A large-scale international study has shed light on how plants adapt to extreme desert climates and how they might respond to emerging threats such as increased aridity, grazing pressure, and desertification.
A team of 120 scientists from 27 countries conducted this research, resulting in findings recently published in the journal Nature. The article, titled “Unforeseen Plant Phenotypic Diversity in a Dry and Grazed World,” reveals surprising new insights into plant diversity in drylands.
Drylands, characterized by very limited water with average annual rainfall ranging from 150 to 250 millimeters, include ecosystems such as Mediterranean landscapes, steppes, savannahs, and deserts. These regions cover 45% of Earth’s land area and support a third of the global population.
Despite the critical role drylands play in the livelihoods of approximately two billion people, research on how plant diversity adapts to these harsh climates has been limited. Over the past eight years, a research team, including Prof. Thulani Makhalanyani from Stellenbosch University, collected plant samples from hundreds of dryland plots across six continents. This extensive effort resulted in the analysis of over 1,300 sets of observations from more than 300 plant species, marking a significant achievement in the study of plant adaptation.

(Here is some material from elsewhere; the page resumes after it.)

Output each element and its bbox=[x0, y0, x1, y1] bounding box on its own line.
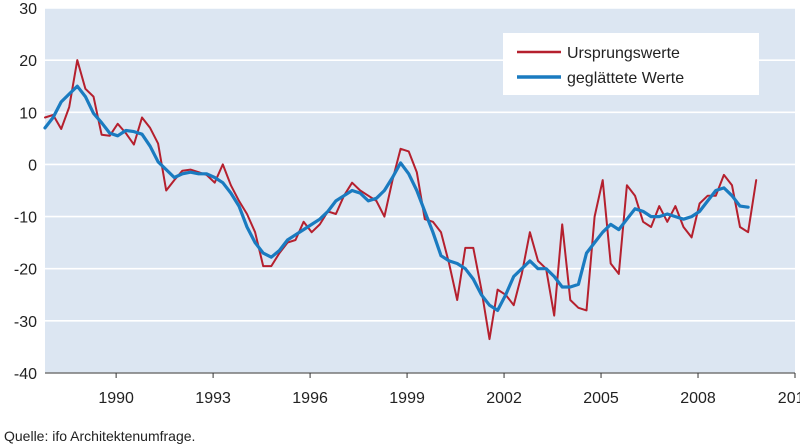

The researchers compiled 1,347 comprehensive trait observations, focusing on the plant elementome—the variety of chemical and trace elements like nitrogen, phosphorus, calcium, magnesium, and zinc found in plants. This extensive dataset included over 130,000 individual plant trait measurements.

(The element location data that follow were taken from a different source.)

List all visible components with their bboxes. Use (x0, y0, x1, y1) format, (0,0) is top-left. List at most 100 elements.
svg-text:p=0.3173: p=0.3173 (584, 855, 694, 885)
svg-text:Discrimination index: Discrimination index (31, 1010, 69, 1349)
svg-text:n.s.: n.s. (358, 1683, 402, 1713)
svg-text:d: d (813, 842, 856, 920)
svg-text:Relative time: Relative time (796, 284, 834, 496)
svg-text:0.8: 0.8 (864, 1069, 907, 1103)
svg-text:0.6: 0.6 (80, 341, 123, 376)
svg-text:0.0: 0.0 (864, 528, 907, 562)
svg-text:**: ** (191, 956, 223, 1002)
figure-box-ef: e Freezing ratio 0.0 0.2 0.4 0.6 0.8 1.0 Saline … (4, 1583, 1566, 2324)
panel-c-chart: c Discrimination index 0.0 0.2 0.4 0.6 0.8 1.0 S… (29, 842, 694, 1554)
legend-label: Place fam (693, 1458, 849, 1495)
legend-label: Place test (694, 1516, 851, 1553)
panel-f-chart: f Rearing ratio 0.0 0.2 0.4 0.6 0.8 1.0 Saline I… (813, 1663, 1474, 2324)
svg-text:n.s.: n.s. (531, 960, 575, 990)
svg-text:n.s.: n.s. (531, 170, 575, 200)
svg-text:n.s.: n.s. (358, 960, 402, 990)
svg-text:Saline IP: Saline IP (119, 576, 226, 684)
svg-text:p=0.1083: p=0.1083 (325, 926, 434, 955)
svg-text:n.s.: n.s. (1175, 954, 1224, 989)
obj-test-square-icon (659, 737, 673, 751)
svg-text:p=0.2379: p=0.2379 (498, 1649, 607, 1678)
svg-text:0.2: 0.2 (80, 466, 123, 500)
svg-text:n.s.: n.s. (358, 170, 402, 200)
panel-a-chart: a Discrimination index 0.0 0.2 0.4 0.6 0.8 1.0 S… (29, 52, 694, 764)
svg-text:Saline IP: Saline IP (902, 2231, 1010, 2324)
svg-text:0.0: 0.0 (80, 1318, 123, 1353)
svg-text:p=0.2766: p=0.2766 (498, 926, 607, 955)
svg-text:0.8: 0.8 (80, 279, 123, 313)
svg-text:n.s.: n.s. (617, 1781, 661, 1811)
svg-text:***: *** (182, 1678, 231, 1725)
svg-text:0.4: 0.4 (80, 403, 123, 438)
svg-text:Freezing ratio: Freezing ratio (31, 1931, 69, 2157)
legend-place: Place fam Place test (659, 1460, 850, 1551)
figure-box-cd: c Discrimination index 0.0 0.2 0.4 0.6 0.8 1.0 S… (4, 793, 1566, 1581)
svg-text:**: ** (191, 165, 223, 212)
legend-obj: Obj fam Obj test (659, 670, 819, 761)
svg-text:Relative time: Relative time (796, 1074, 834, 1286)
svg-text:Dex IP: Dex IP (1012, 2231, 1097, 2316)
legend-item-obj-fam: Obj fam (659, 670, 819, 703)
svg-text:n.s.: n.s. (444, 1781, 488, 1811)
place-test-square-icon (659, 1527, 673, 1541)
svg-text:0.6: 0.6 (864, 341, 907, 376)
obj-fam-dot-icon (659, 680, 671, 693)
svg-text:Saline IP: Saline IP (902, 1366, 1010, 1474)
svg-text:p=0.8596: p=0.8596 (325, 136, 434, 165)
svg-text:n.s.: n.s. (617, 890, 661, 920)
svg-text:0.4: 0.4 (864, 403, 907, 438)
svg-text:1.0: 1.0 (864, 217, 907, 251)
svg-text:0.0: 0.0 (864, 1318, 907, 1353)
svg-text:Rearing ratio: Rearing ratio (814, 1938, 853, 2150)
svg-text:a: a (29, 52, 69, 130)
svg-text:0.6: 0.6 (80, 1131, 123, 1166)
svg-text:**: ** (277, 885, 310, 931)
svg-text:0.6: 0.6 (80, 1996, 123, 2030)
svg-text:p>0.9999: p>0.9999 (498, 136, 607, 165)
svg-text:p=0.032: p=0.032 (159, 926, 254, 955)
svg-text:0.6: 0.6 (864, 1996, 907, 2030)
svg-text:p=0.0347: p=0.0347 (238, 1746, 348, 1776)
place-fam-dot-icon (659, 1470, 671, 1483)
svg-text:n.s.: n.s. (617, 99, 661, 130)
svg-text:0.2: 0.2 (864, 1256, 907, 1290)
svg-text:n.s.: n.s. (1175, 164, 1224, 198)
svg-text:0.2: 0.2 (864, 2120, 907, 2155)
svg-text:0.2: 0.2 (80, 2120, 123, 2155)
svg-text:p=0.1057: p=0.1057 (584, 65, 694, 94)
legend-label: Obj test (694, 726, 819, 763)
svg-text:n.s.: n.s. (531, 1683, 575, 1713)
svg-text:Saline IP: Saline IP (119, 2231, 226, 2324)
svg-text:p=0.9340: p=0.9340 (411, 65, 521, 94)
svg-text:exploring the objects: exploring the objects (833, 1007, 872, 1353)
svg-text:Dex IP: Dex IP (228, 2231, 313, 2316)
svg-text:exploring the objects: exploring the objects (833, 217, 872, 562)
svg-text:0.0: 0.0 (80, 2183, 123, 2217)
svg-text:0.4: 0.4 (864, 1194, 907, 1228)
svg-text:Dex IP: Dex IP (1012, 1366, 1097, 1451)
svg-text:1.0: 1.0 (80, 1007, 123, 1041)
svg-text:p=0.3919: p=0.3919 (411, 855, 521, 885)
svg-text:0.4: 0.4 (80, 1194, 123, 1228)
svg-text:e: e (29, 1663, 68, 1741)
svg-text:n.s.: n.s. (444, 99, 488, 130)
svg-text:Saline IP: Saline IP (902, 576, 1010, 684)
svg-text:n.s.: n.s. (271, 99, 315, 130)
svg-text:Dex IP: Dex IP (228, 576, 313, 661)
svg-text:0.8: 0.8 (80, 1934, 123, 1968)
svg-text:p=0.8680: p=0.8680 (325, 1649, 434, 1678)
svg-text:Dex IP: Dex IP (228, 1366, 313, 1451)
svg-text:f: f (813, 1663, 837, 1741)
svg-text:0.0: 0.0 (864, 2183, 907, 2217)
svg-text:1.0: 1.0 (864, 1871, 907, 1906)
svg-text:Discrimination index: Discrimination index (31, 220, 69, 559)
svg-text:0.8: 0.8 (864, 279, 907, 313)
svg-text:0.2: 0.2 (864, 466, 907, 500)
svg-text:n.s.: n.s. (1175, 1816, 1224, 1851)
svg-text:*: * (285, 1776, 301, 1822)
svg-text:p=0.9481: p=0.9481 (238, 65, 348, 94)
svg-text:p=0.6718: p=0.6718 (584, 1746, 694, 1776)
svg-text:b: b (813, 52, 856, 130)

Their findings revealed that plant species in arid zones employ a wide range of adaptation strategies, with trait diversity increasing as aridity intensifies. Specifically, plant trait diversity rose by 88.1% in areas with higher aridity.

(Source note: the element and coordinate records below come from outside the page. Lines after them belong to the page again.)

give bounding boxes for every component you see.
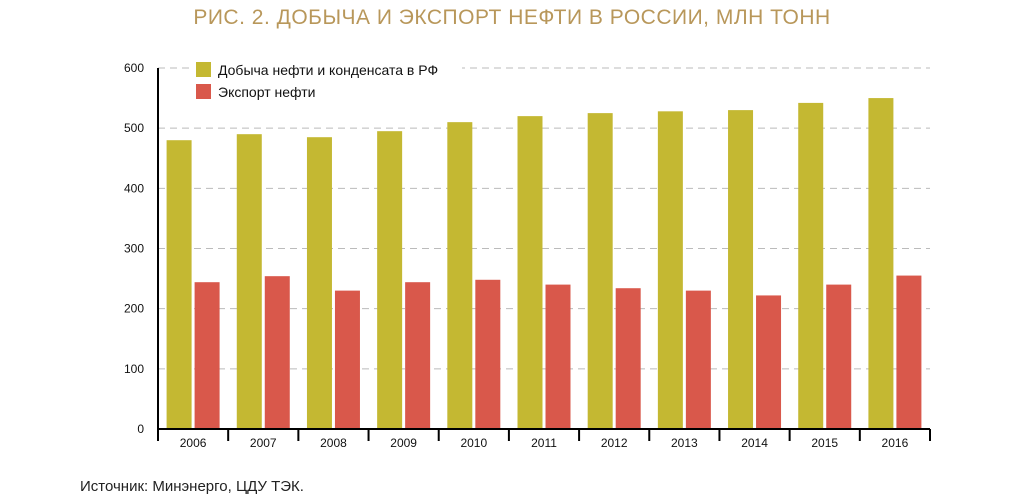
y-tick-label: 300 bbox=[124, 242, 144, 256]
bar-production bbox=[798, 102, 824, 429]
bar-export bbox=[896, 275, 922, 429]
bars bbox=[166, 98, 922, 430]
bar-production bbox=[868, 98, 894, 429]
grid-lines bbox=[158, 67, 930, 370]
bar-export bbox=[334, 290, 360, 429]
x-tick-label: 2012 bbox=[601, 436, 628, 450]
legend-background bbox=[192, 60, 462, 80]
x-tick-label: 2014 bbox=[741, 436, 768, 450]
legend: Добыча нефти и конденсата в РФ Экспорт не… bbox=[192, 60, 462, 102]
bar-export bbox=[545, 284, 571, 429]
source-note: Источник: Минэнерго, ЦДУ ТЭК. bbox=[80, 478, 304, 495]
bar-production bbox=[728, 110, 754, 429]
bar-export bbox=[826, 284, 852, 429]
y-tick-label: 200 bbox=[124, 302, 144, 316]
x-tick-label: 2013 bbox=[671, 436, 698, 450]
bar-production bbox=[306, 137, 332, 430]
bar-production bbox=[236, 134, 262, 429]
bar-export bbox=[475, 279, 501, 429]
bar-export bbox=[756, 295, 782, 429]
y-tick-labels: 0 100 200 300 400 500 600 bbox=[124, 61, 144, 436]
x-tick-label: 2008 bbox=[320, 436, 347, 450]
bar-export bbox=[264, 276, 290, 429]
legend-label-production: Добыча нефти и конденсата в РФ bbox=[218, 62, 438, 78]
bar-production bbox=[587, 113, 613, 429]
bar-production bbox=[166, 140, 192, 429]
y-tick-label: 0 bbox=[137, 422, 144, 436]
x-tick-labels: 2006 2007 2008 2009 2010 2011 2012 2013 2014 2015… bbox=[180, 436, 909, 450]
axes bbox=[157, 68, 931, 441]
legend-background bbox=[192, 82, 332, 102]
chart-title: РИС. 2. ДОБЫЧА И ЭКСПОРТ НЕФТИ В РОССИИ,… bbox=[193, 6, 831, 29]
y-tick-label: 600 bbox=[124, 61, 144, 75]
legend-swatch-export bbox=[196, 84, 211, 99]
y-tick-label: 500 bbox=[124, 121, 144, 135]
y-tick-label: 400 bbox=[124, 181, 144, 195]
x-tick-label: 2011 bbox=[531, 436, 557, 450]
bar-production bbox=[377, 131, 403, 430]
bar-export bbox=[405, 282, 431, 429]
legend-label-export: Экспорт нефти bbox=[218, 84, 315, 100]
x-tick-label: 2010 bbox=[460, 436, 487, 450]
x-tick-label: 2006 bbox=[180, 436, 207, 450]
y-tick-label: 100 bbox=[124, 362, 144, 376]
bar-export bbox=[194, 282, 220, 429]
bar-production bbox=[517, 116, 543, 429]
bar-production bbox=[447, 122, 473, 430]
x-tick-label: 2015 bbox=[811, 436, 838, 450]
bar-export bbox=[685, 290, 711, 429]
x-tick-label: 2009 bbox=[390, 436, 417, 450]
x-tick-label: 2016 bbox=[882, 436, 909, 450]
legend-swatch-production bbox=[196, 62, 211, 77]
bar-export bbox=[615, 288, 641, 429]
x-tick-label: 2007 bbox=[250, 436, 277, 450]
bar-production bbox=[657, 111, 683, 429]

According to an international media release on EurekAlert, the isolation of plants in arid regions, a phenomenon termed “plant loneliness syndrome,” appears to reduce competition among species. This isolation allows plants to develop a diverse array of forms and functions, leading to a level of diversity that is double that found in more temperate regions. This diversity may also reflect the complex evolutionary history of plants dating back to their initial colonization of terrestrial habitats over 500 million years ago.
As these important ecosystems face threats from rising aridity, increased grazing, and desertification, understanding how plants respond to these pressures is crucial for predicting future changes in biodiversity and ecosystem function.
Prof. Makhalanyane expressed enthusiasm about the study’s results: “This project has provided remarkable insights into functional diversity in understudied desert regions, including some on our own continent.”